Letters of former prime ministers of an EU countries aren’t meant to include paragraphs like this

At around 21:00 my fellow prisoner was taken out of her cell and shortly thereafter three enormous men came into mine. They approached my bed, covered me with a bed sheet, and began to remove me from my bed, while applying brute force. Desperate and in pain, I began to defend myself, but received a hard punch in the gut. They twisted my hands and feet, and I was taken outside in the bed sheet. I thought that this was my end. The unbearable pain in my back and my fear led me to scream and call for help, but I received none. At some point I simply lost consciousness as a result of the terrible pain and came to in a hospital.

The author is Yulia Tymoshenko, the Ukrainian opposition leader,  and an icon of the now-scotched Orange Revolution, describing her treatment at the hands of prison guards on April 20. Tymoshenko is one of five ex-ministers from the Ukrainian government to be imprisoned under the new reign of Victor Yanukovych, the Putin ally whose fraudulent presidential re-election in 2004 initiated the Orange Revolution. The ostensible charge is abuse of office and the sentence is seven years, but independent monitors say that the case was politically motivated: Yanukovych wants to keep his charismatic and attractive rival off the 2015 presidential ticket. Beating up a woman in prison, moreover, is the sort of creeping authoritarianism that’s hard to hide. The state prosecutor’s claim that bruises on Tymoshenko’s body were “self-inflicted” offers a glimpse at the Kremlin-style tactics that await future oppositionists in Kiev.

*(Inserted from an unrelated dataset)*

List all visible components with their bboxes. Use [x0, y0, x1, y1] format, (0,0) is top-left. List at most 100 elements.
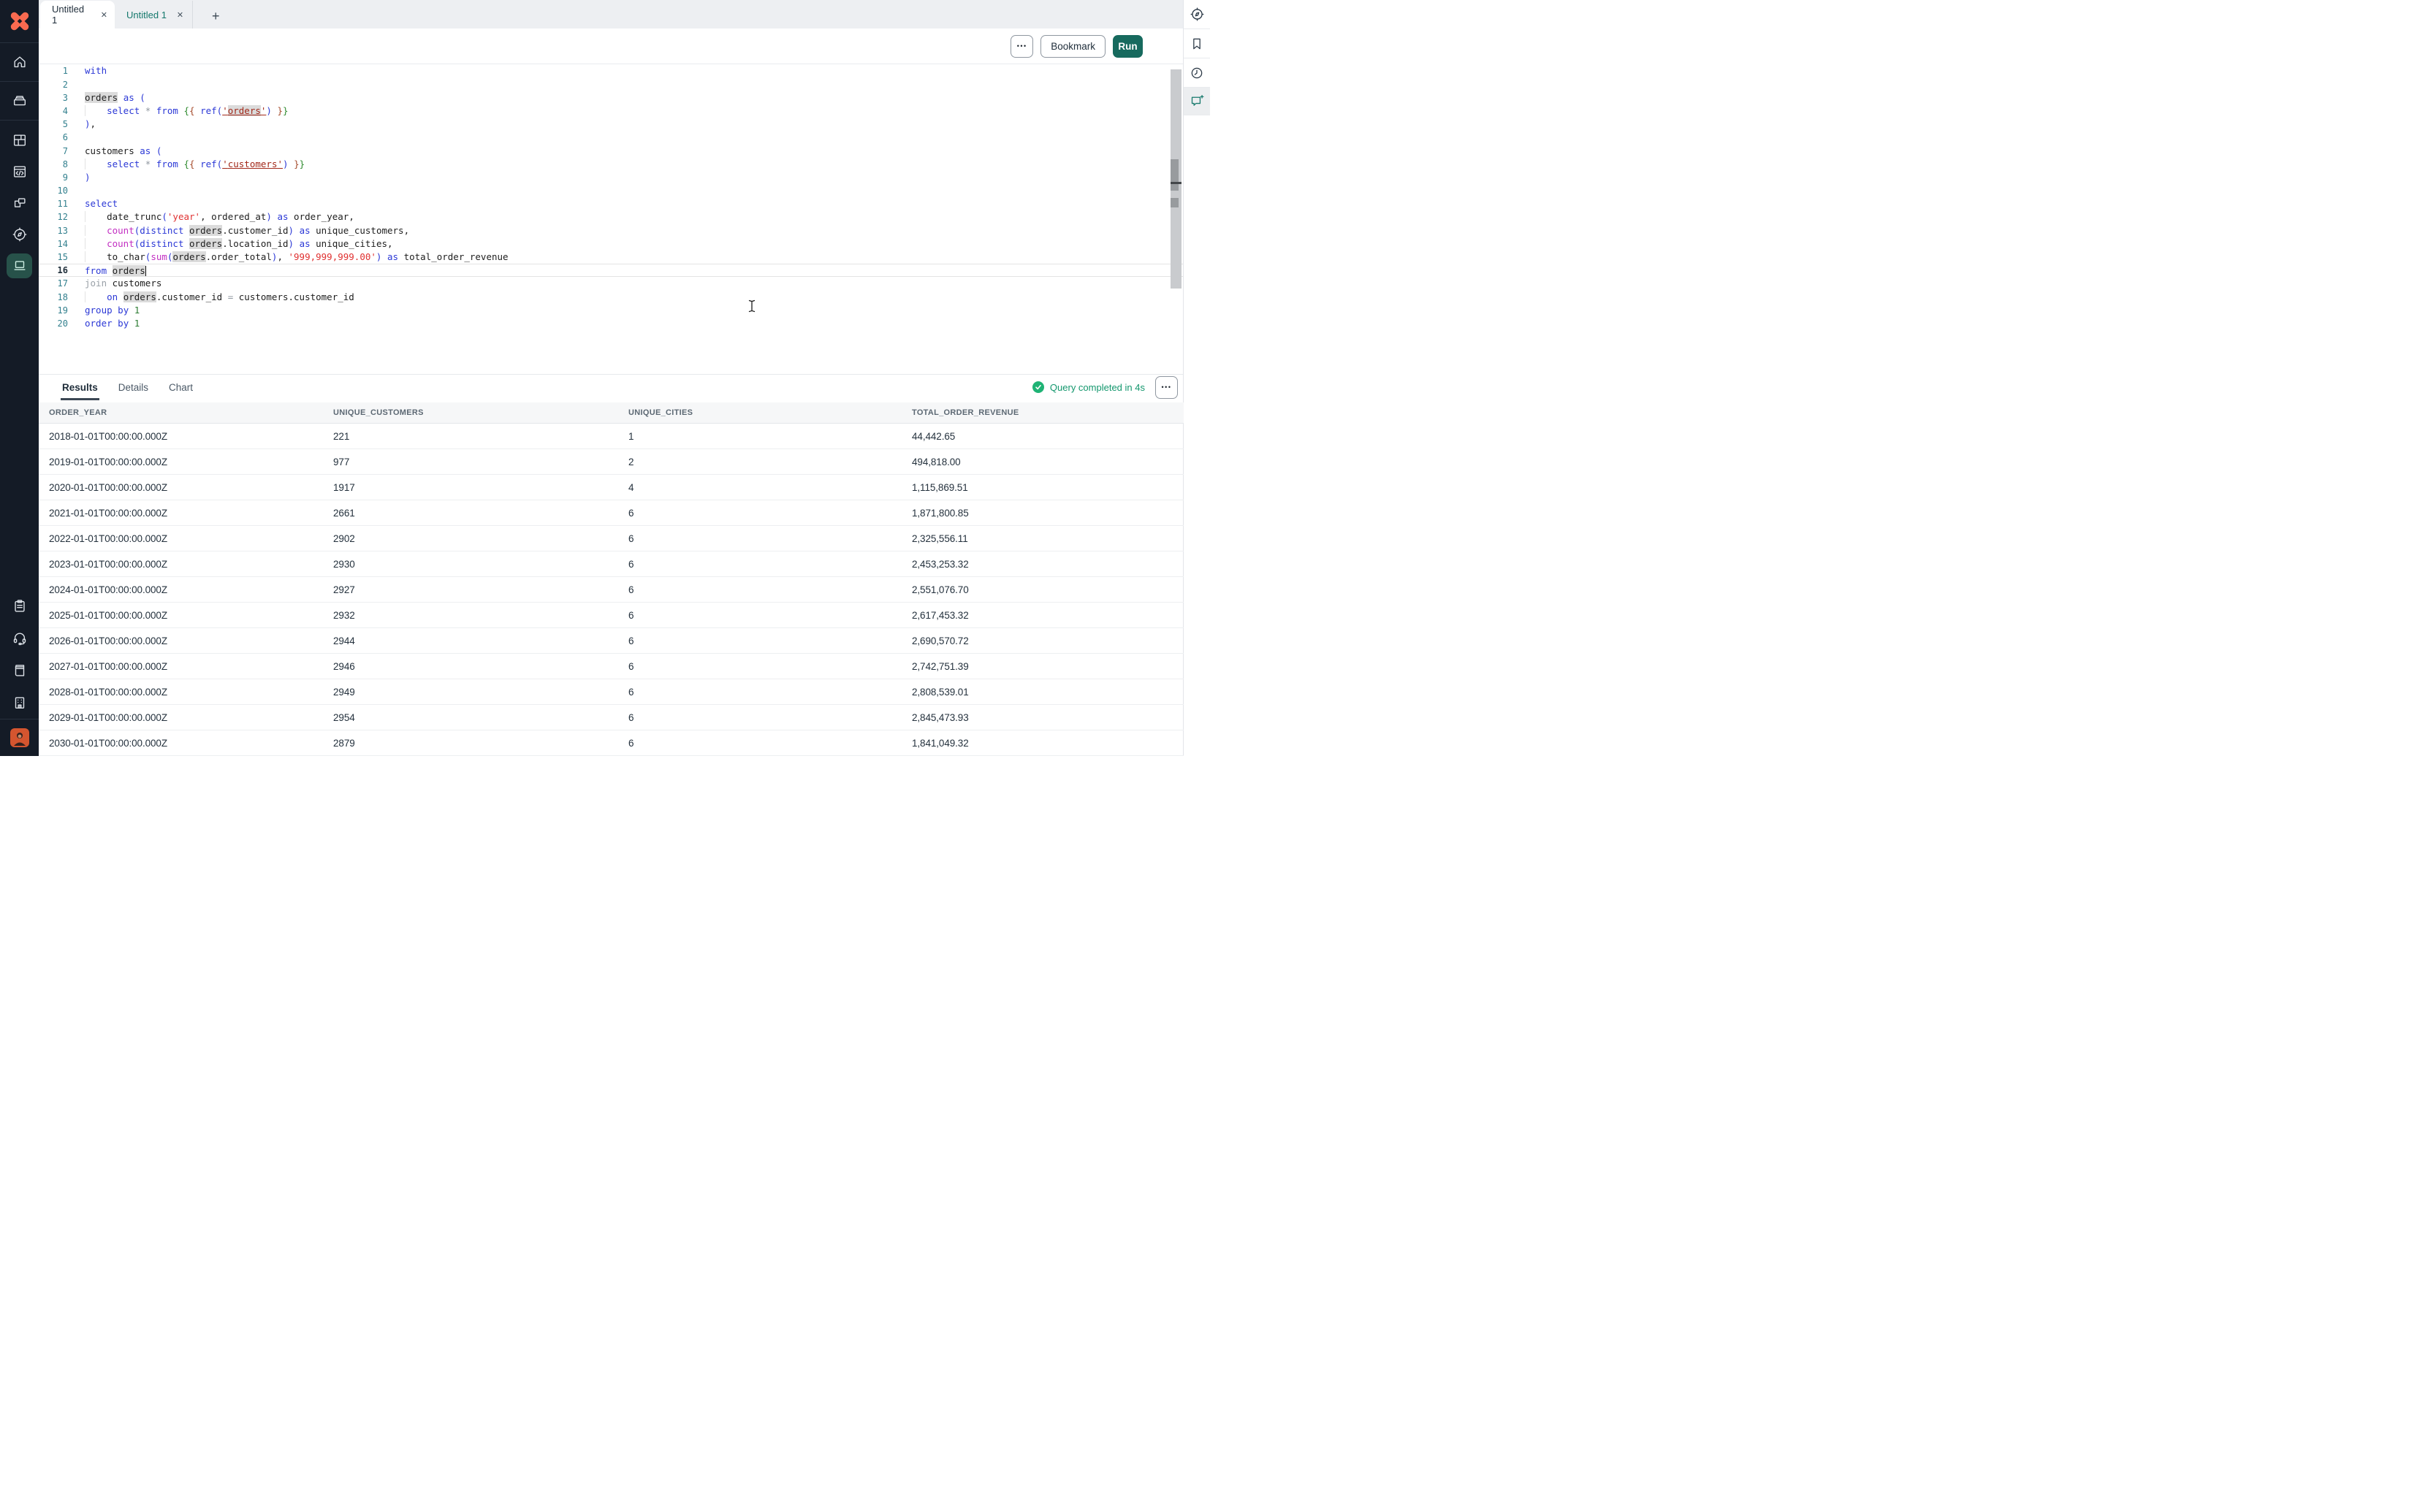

Fortunately, the nostalgic lure of Moscow is tempered by financial and cultural ties to Brussels. Not only is Ukraine mired in an economic crisis, but it is set to co-host, along with Poland, the Euro 2012 finals. Even before these latest disclosures of prison violence, Germany had threatened to boycott the games so long as Tymoshenko's prison conditions remained inhumane, a threat which Ukrainian Foreign Minister Oleg Voloshin has termed a return to “cold war” posturing

Well, fine. Western Europe still has a moral obligation to de-legitimise regimes that create political prisoners in the former Soviet bloc. European Commission President José Manuel Barroso and European Council President Herman Van Rompuy have said they won’t attend any matches in Ukraine; so have Czech President Vaclav Klaus and Austrian President Heinz Fischer. 

So how might it look if David Cameron or any member of his coalition government turned up in Yanokovych’s VIP box at the Olympic stadium in Kiev? Number 10 ought to heed Labour MP Denis MacShane’s proposal to have Britain join the boycott.